Somedays the Song Writes YouClark’s album came out in late September 2009. A few months later, and it easily would have been one of my top five albums of 2010 (in any genre). Regardless, I still rank it right alongside his 1975 debut, Old No. 1, and 1995’s Dublin Blues in terms of Clark’s personal best, which by extension puts it pretty dang high up on my list of my favorite songwriter and/or Texas albums, period. According to a press release his publicist just sent out, this is Clark’s second Grammy nomination, after a nod in the same category for 2006’s Workbench Songs.
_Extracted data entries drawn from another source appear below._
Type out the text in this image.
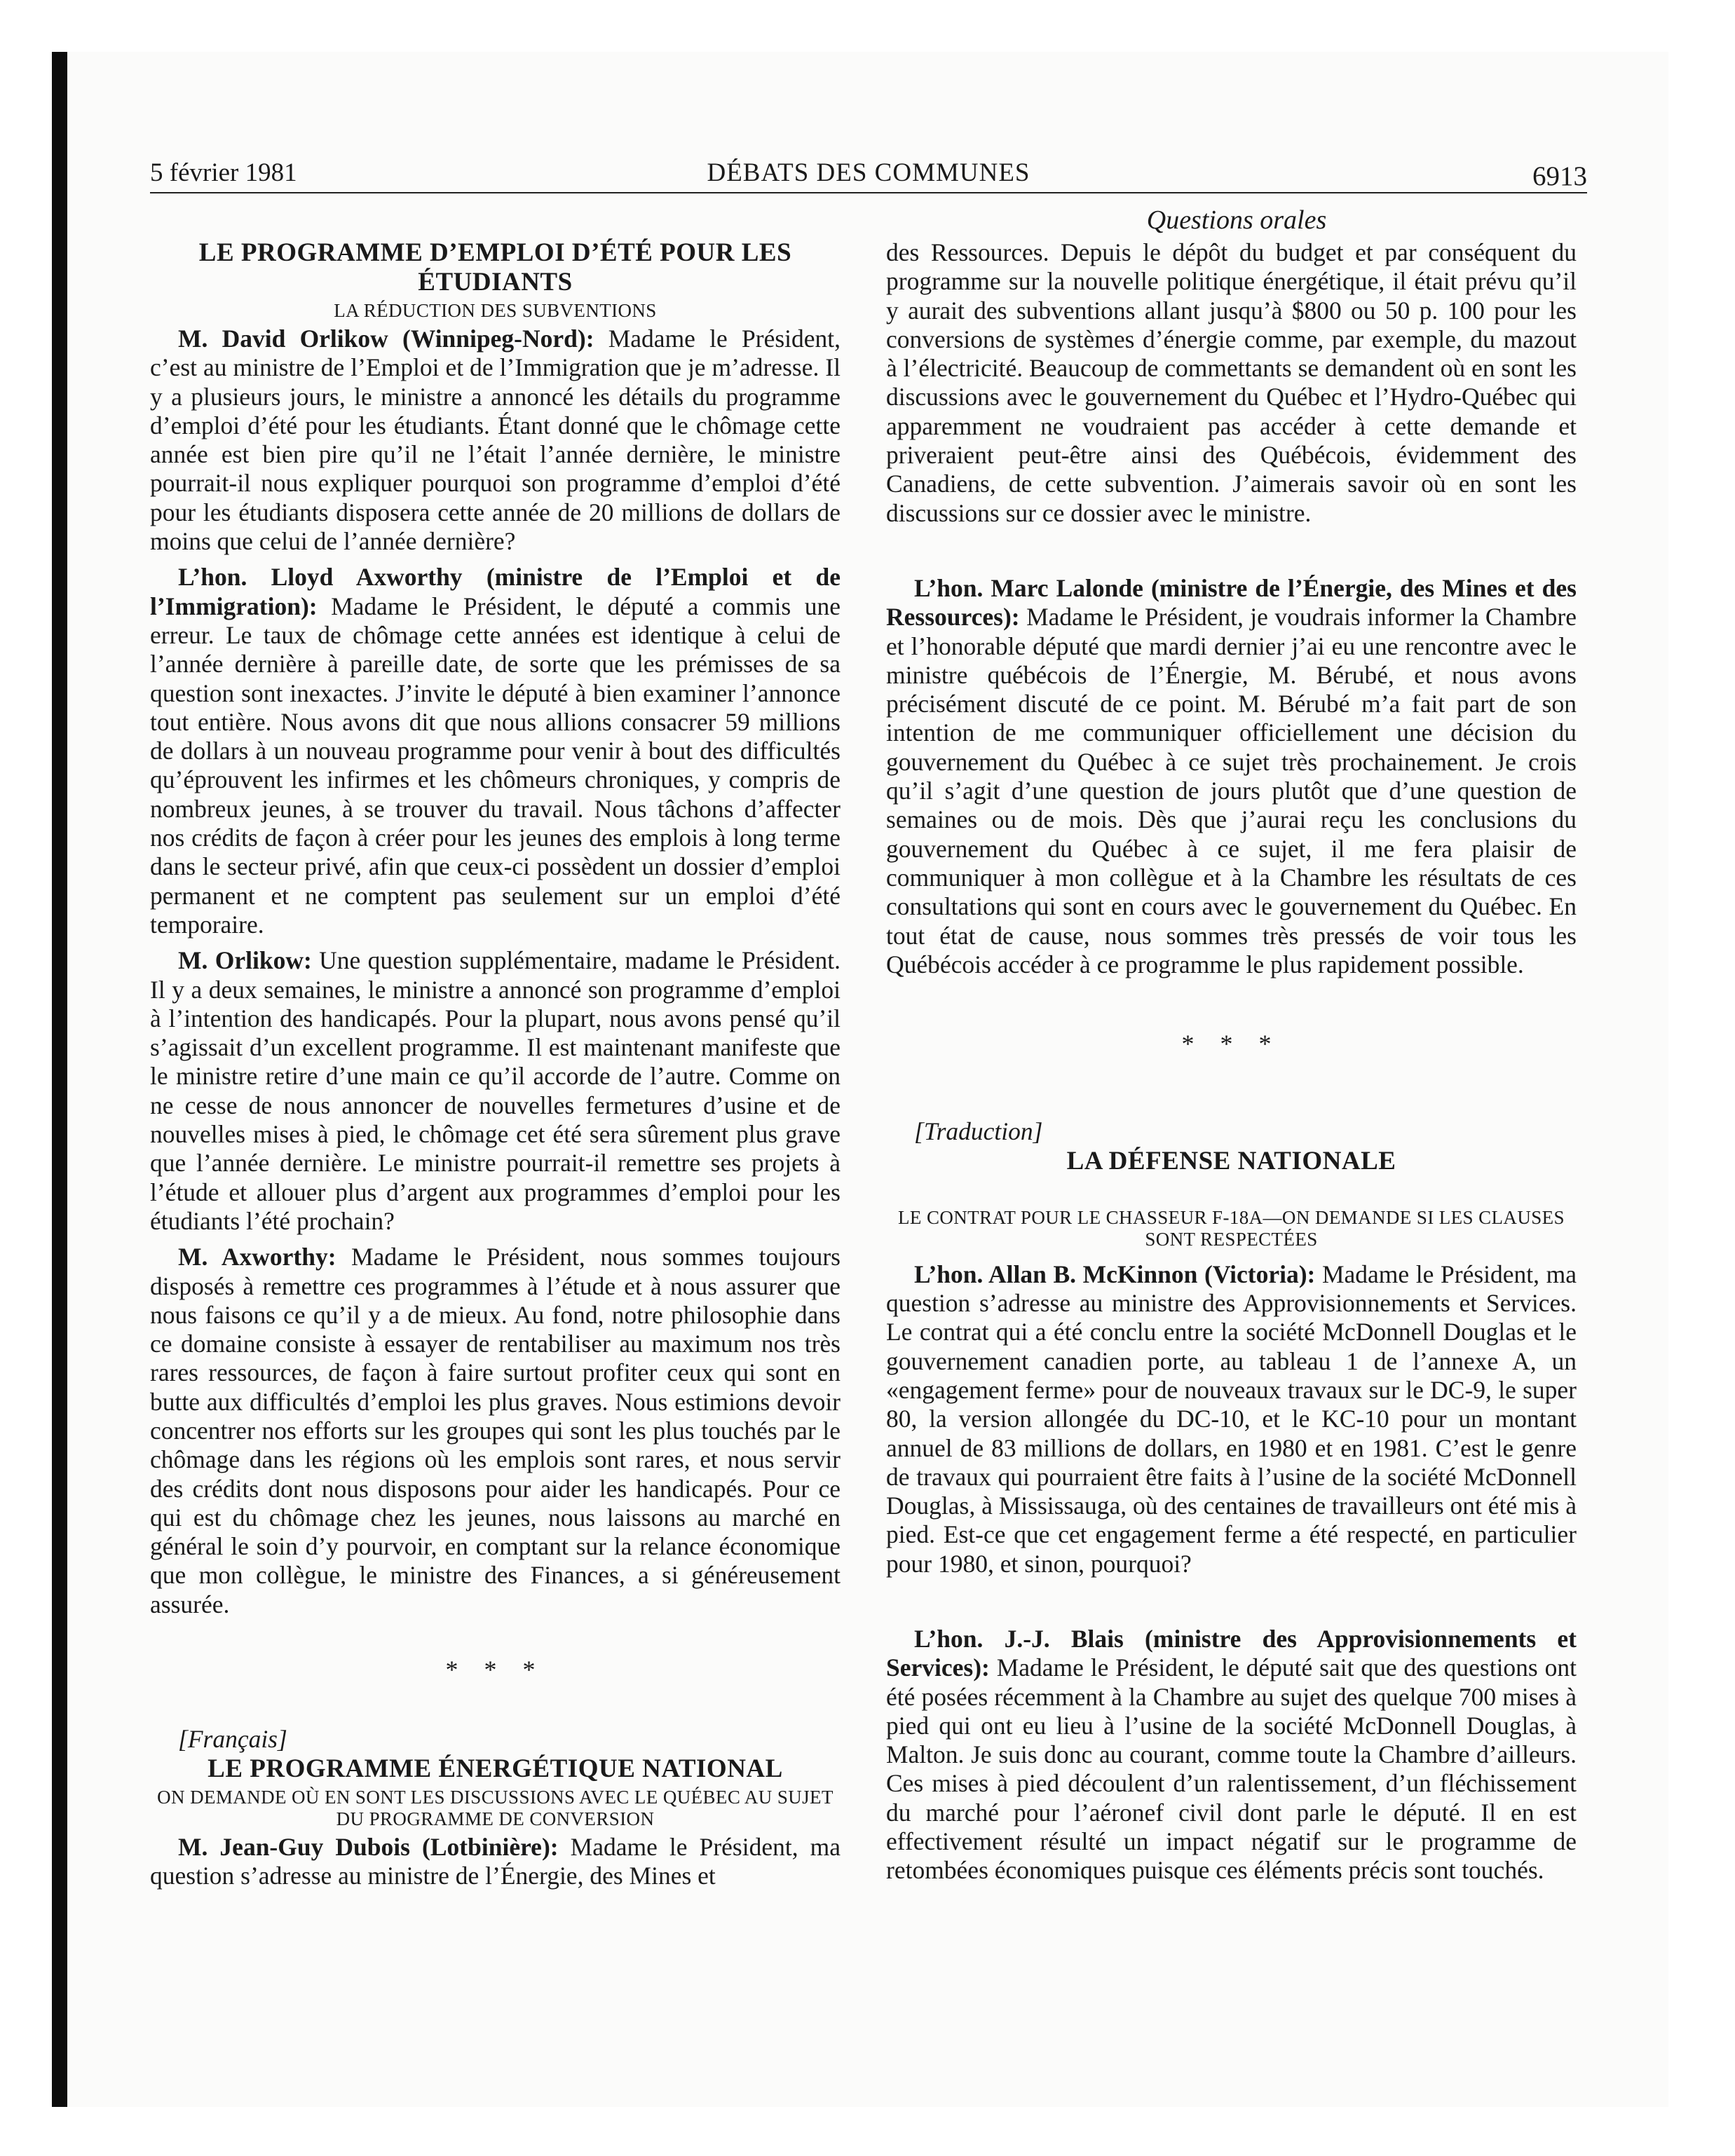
5 février 1981	DÉBATS DES COMMUNES	6913
Questions orales
LE PROGRAMME D’EMPLOI D’ÉTÉ POUR LES ÉTUDIANTS
LA RÉDUCTION DES SUBVENTIONS

M. David Orlikow (Winnipeg-Nord): Madame le Président, c’est au ministre de l’Emploi et de l’Immigration que je m’adresse. Il y a plusieurs jours, le ministre a annoncé les détails du programme d’emploi d’été pour les étudiants. Étant donné que le chômage cette année est bien pire qu’il ne l’était l’année dernière, le ministre pourrait-il nous expliquer pourquoi son programme d’emploi d’été pour les étudiants disposera cette année de 20 millions de dollars de moins que celui de l’année dernière?

L’hon. Lloyd Axworthy (ministre de l’Emploi et de l’Immigration): Madame le Président, le député a commis une erreur. Le taux de chômage cette années est identique à celui de l’année dernière à pareille date, de sorte que les prémisses de sa question sont inexactes. J’invite le député à bien examiner l’annonce tout entière. Nous avons dit que nous allions consacrer 59 millions de dollars à un nouveau programme pour venir à bout des difficultés qu’éprouvent les infirmes et les chômeurs chroniques, y compris de nombreux jeunes, à se trouver du travail. Nous tâchons d’affecter nos crédits de façon à créer pour les jeunes des emplois à long terme dans le secteur privé, afin que ceux-ci possèdent un dossier d’emploi permanent et ne comptent pas seulement sur un emploi d’été temporaire.

M. Orlikow: Une question supplémentaire, madame le Président. Il y a deux semaines, le ministre a annoncé son programme d’emploi à l’intention des handicapés. Pour la plupart, nous avons pensé qu’il s’agissait d’un excellent programme. Il est maintenant manifeste que le ministre retire d’une main ce qu’il accorde de l’autre. Comme on ne cesse de nous annoncer de nouvelles fermetures d’usine et de nouvelles mises à pied, le chômage cet été sera sûrement plus grave que l’année dernière. Le ministre pourrait-il remettre ses projets à l’étude et allouer plus d’argent aux programmes d’emploi pour les étudiants l’été prochain?

M. Axworthy: Madame le Président, nous sommes toujours disposés à remettre ces programmes à l’étude et à nous assurer que nous faisons ce qu’il y a de mieux. Au fond, notre philosophie dans ce domaine consiste à essayer de rentabiliser au maximum nos très rares ressources, de façon à faire surtout profiter ceux qui sont en butte aux difficultés d’emploi les plus graves. Nous estimions devoir concentrer nos efforts sur les groupes qui sont les plus touchés par le chômage dans les régions où les emplois sont rares, et nous servir des crédits dont nous disposons pour aider les handicapés. Pour ce qui est du chômage chez les jeunes, nous laissons au marché en général le soin d’y pourvoir, en comptant sur la relance économique que mon collègue, le ministre des Finances, a si généreusement assurée.

* * *

[Français]

LE PROGRAMME ÉNERGÉTIQUE NATIONAL
ON DEMANDE OÙ EN SONT LES DISCUSSIONS AVEC LE QUÉBEC AU SUJET DU PROGRAMME DE CONVERSION

M. Jean-Guy Dubois (Lotbinière): Madame le Président, ma question s’adresse au ministre de l’Énergie, des Mines et

des Ressources. Depuis le dépôt du budget et par conséquent du programme sur la nouvelle politique énergétique, il était prévu qu’il y aurait des subventions allant jusqu’à $800 ou 50 p. 100 pour les conversions de systèmes d’énergie comme, par exemple, du mazout à l’électricité. Beaucoup de commettants se demandent où en sont les discussions avec le gouvernement du Québec et l’Hydro-Québec qui apparemment ne voudraient pas accéder à cette demande et priveraient peut-être ainsi des Québécois, évidemment des Canadiens, de cette subvention. J’aimerais savoir où en sont les discussions sur ce dossier avec le ministre.

L’hon. Marc Lalonde (ministre de l’Énergie, des Mines et des Ressources): Madame le Président, je voudrais informer la Chambre et l’honorable député que mardi dernier j’ai eu une rencontre avec le ministre québécois de l’Énergie, M. Bérubé, et nous avons précisément discuté de ce point. M. Bérubé m’a fait part de son intention de me communiquer officiellement une décision du gouvernement du Québec à ce sujet très prochainement. Je crois qu’il s’agit d’une question de jours plutôt que d’une question de semaines ou de mois. Dès que j’aurai reçu les conclusions du gouvernement du Québec à ce sujet, il me fera plaisir de communiquer à mon collègue et à la Chambre les résultats de ces consultations qui sont en cours avec le gouvernement du Québec. En tout état de cause, nous sommes très pressés de voir tous les Québécois accéder à ce programme le plus rapidement possible.

* * *

[Traduction]

LA DÉFENSE NATIONALE
LE CONTRAT POUR LE CHASSEUR F-18A—ON DEMANDE SI LES CLAUSES SONT RESPECTÉES

L’hon. Allan B. McKinnon (Victoria): Madame le Président, ma question s’adresse au ministre des Approvisionnements et Services. Le contrat qui a été conclu entre la société McDonnell Douglas et le gouvernement canadien porte, au tableau 1 de l’annexe A, un «engagement ferme» pour de nouveaux travaux sur le DC-9, le super 80, la version allongée du DC-10, et le KC-10 pour un montant annuel de 83 millions de dollars, en 1980 et en 1981. C’est le genre de travaux qui pourraient être faits à l’usine de la société McDonnell Douglas, à Mississauga, où des centaines de travailleurs ont été mis à pied. Est-ce que cet engagement ferme a été respecté, en particulier pour 1980, et sinon, pourquoi?

L’hon. J.-J. Blais (ministre des Approvisionnements et Services): Madame le Président, le député sait que des questions ont été posées récemment à la Chambre au sujet des quelque 700 mises à pied qui ont eu lieu à l’usine de la société McDonnell Douglas, à Malton. Je suis donc au courant, comme toute la Chambre d’ailleurs. Ces mises à pied découlent d’un ralentissement, d’un fléchissement du marché pour l’aéronef civil dont parle le député. Il en est effectivement résulté un impact négatif sur le programme de retombées économiques puisque ces éléments précis sont touchés.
I’m really glad he didn’t win for that one, because if a songwriter of Clark’s caliber is only going to win one Grammy in his lifetime, I’d rather it be for one of his true masterworks than for an album that, by Clark standards at least, was very much a lesser work. (The same press release called Workbench Songs an “instant classic,” but honestly, the only song I can readily remember from it is “Out in the Parking Lot,” which had already been part of Clark’s repertoire for years.) Somedays, though, is full of genuine keepers, the best of which — “The Guitar” and “Hemingway’s Whiskey” — I’d pit against anything else the man’s ever written. Hell, I can’t even knock the latter for ending up the title track on a Kenny Chesney album. I’d just as soon never hear that version, and dearly hope that doesn’t brand it forever as a “Chesney song,” but at the same time — well, God bless that beach-combing cheese ball for helping to expose the mainstream masses to such a fantastic song.

Will Chesney’s cover of “Hemingway’s Whiskey” in any way help Clark in this year’s Grammy race? Who knows. But I for one sure hope so. Because artistic merit aside, we all know what a big role popularity and a certain critical mass plays in this game. For that reason, I’m really glad Clark’s in the running for “Best Contemporary Folk Album” and not stuck in the newer “Americana” category, where he’d be up against the likes of Robert Plant, Willie Nelson, Los Lobos, Rosanne Cash and Mavis Staples. I think Clark’s album is as good as if not better than all of those (the first three of which I like a lot), but let’s not kid ourselves: Plant, Staples and Los Lobos are all tough competition on their own, but Cash’s The List is like the Grammy equivalent of a Steven Spielberg-produced, Ron Howard-directed Tom Hanks drama: a shoe-in. By contrast, the Contemporary Folk category seems a much more level playing field, even with Vegas odds certain to favor über-hyped young gun Ray LaMontagne over  Clark, Richard Thompson, Mary Chapin Carpenter and Jackson Brown & David Lindley.

I’ll be honest: I’m as guilty as anybody for mocking the Grammys year after year, especially when acts I like get the short shift (or don’t even get nominated). But every now and then, the Grammys get it right, and when they do, I cheer like I do when the Cowboys are actually winning. This year, apart from crossing my fingers for England’s terrific Mumford & Sons in the Best New Artist field (good luck against Justin Bieber, lads), I really couldn’t care less about any of the “big” categories. But I’m going to be rooting my ass off for Guy Clark, and not just because I think he’s the best Texas songwriter still walking this earth. I’m going to root for him because I genuinely believe Somedays the Song Writes You is one of the best albums he’s ever written. And whether or not Clark himself actually wants a Grammy, by gosh, for this record, he damn sure deserves one.

Go get ’em, Guy. Oh, and Happy New Year!